Thursday, September 20, 2007

My brain, for breakfast

Not to make mention of a line from the movie "Heathers" (which was one of THE best black comedies ever filmed -- stars: Christian Slater, my first celeb love and Winona Ryder, the first celeb shoplifter) but my brain may as well be a breakfast treat for random stray dogs at this point.

The first week back at school has been murder on my mind -- however, I am managing and obviously this post made it up on my blog, so I've still some brain cells to spare.

A little useless trivia: the fact that we as humans only use 10% of our brain space is A MYTH; we use it all, even if it's not all at the same time.

A little more useless trivia: there is a "reward center" located in the brain that was discovered by Olds & Milner in 1954. The reason it was discovered is that they trapped laboratory animals in a setting which would require them to cross an electrical field to get to their food and water. The animals chose to starve themselves (probably to death, considering PETA wouldn't have a cause if it weren't for the deaths of many fuzzy rats and bunnies). But when they were given the choice to cross the electrical field to have the "reward center" of their brain stimulated, they heartily moved forward with gusto! This reward center is one and the same with the area of the brain that is stimulated through METHAMPHETAMINE USE. Bad side effects, though. So, do we have an epidemic for no reason? Apparently not.

JUST THOUGHT YOU'D WANNA KNOW THAT. I, for one, found it fascinating -- especially since I learned it in my Biopsychology class. Go figure.

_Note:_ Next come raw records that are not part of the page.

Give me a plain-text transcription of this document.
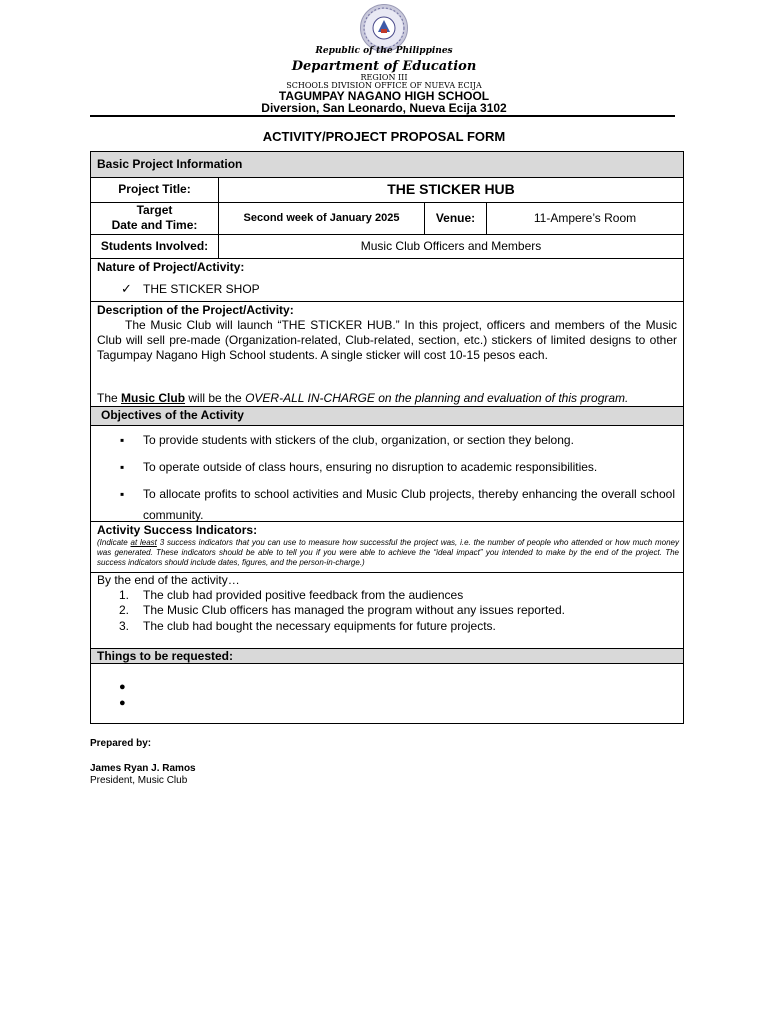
Republic of the Philippines
Department of Education
REGION III
SCHOOLS DIVISION OFFICE OF NUEVA ECIJA
TAGUMPAY NAGANO HIGH SCHOOL
Diversion, San Leonardo, Nueva Ecija 3102
ACTIVITY/PROJECT PROPOSAL FORM
Basic Project Information
Project Title:	THE STICKER HUB
Target
Date and Time:	Second week of January 2025	Venue:	11-Ampere’s Room
Students Involved:	Music Club Officers and Members
Nature of Project/Activity:
✓ THE STICKER SHOP
Description of the Project/Activity:
The Music Club will launch “THE STICKER HUB.” In this project, officers and members of the Music Club will sell pre-made (Organization-related, Club-related, section, etc.) stickers of limited designs to other Tagumpay Nagano High School students. A single sticker will cost 10-15 pesos each.
The Music Club will be the OVER-ALL IN-CHARGE on the planning and evaluation of this program.
Objectives of the Activity
▪ To provide students with stickers of the club, organization, or section they belong.
▪ To operate outside of class hours, ensuring no disruption to academic responsibilities.
▪ To allocate profits to school activities and Music Club projects, thereby enhancing the overall school community.
Activity Success Indicators:
(Indicate at least 3 success indicators that you can use to measure how successful the project was, i.e. the number of people who attended or how much money was generated. These indicators should be able to tell you if you were able to achieve the “ideal impact” you intended to make by the end of the project. The success indicators should include dates, figures, and the person-in-charge.)
By the end of the activity…
1. The club had provided positive feedback from the audiences
2. The Music Club officers has managed the program without any issues reported.
3. The club had bought the necessary equipments for future projects.
Things to be requested:
●
●
Prepared by:
James Ryan J. Ramos
President, Music Club
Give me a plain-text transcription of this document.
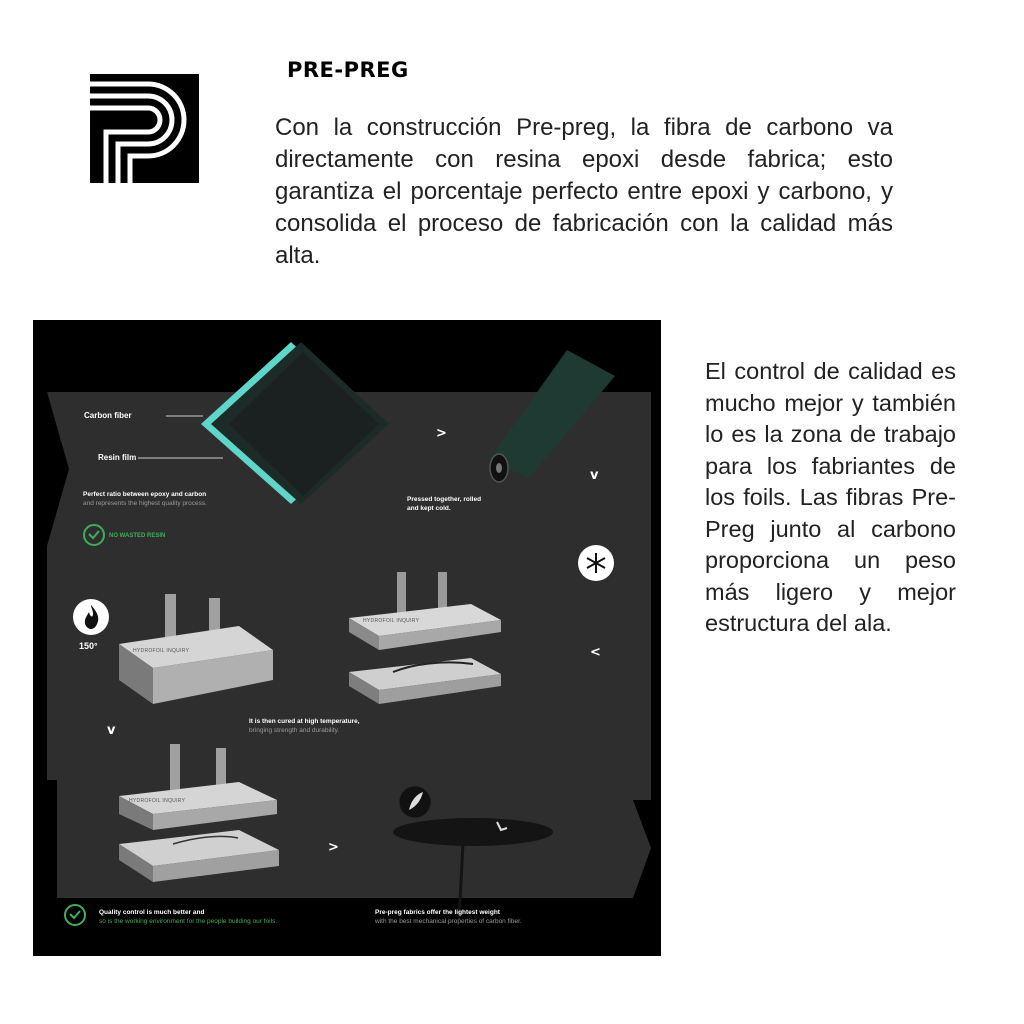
PRE-PREG
Con la construcción Pre-preg, la fibra de carbono va directamente con resina epoxi desde fabrica; esto garantiza el porcentaje perfecto entre epoxi y carbono, y consolida el proceso de fabricación con la calidad más alta.
Carbon fiber
Resin film
Perfect ratio between epoxy and carbon
and represents the highest quality process.
NO WASTED RESIN
Pressed together, rolled
and kept cold.
150°
It is then cured at high temperature,
bringing strength and durability.
Quality control is much better and
so is the working environment for the people building our foils.
Pre-preg fabrics offer the lightest weight
with the best mechanical properties of carbon fiber.
HYDROFOIL INQUIRY
HYDROFOIL INQUIRY
HYDROFOIL INQUIRY
>
v
<
v
>
El control de calidad es mucho mejor y también lo es la zona de trabajo para los fabriantes de los foils. Las fibras Pre-Preg junto al carbono proporciona un peso más ligero y mejor estructura del ala.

Tuesday, September 11, 2007

Alright, NOW WHAT?

So, now I'm in between quarters and it has been recently brought to my attention by one of my adoring fans (har har) that I have neglected my blog. Quite right, my friend, quite right! I tried to explain that I had gotten burnt out at about the sixth week of the 8-week Summer quarter, but just ended up talking out the side of my neck.

Truth be told, I was figuratively holding my breath throughout that first quarter at Cal Poly and now my skin has a figuratively bluish tint to it. I just exhaled after the quarter was over and ran in the opposite direction of educational responsibility is all.

Well, now I have less than a week before the Fall Quarter of 2007 starts and they're saying (although I have no idea who "they" are) that there are going to be 16,000 students in attendance this quarter. So much for sanity. Or my tolerance level tapering off much either. Oh well. I give -- NOT! The day I give into the world of money-grubbing-daddy's-credit-card-using-not-attending-class-wannabe college students is the day I LITERALLY hold my breath for an entire quarter. At least I won't be alive to see it... and obviously my sarcastic wit is still in tact after all this time.

Got my books, now in search of THE backpack of a lifetime. Wow, my world has gotten so small. Tee-hee, I'm loving it all the way.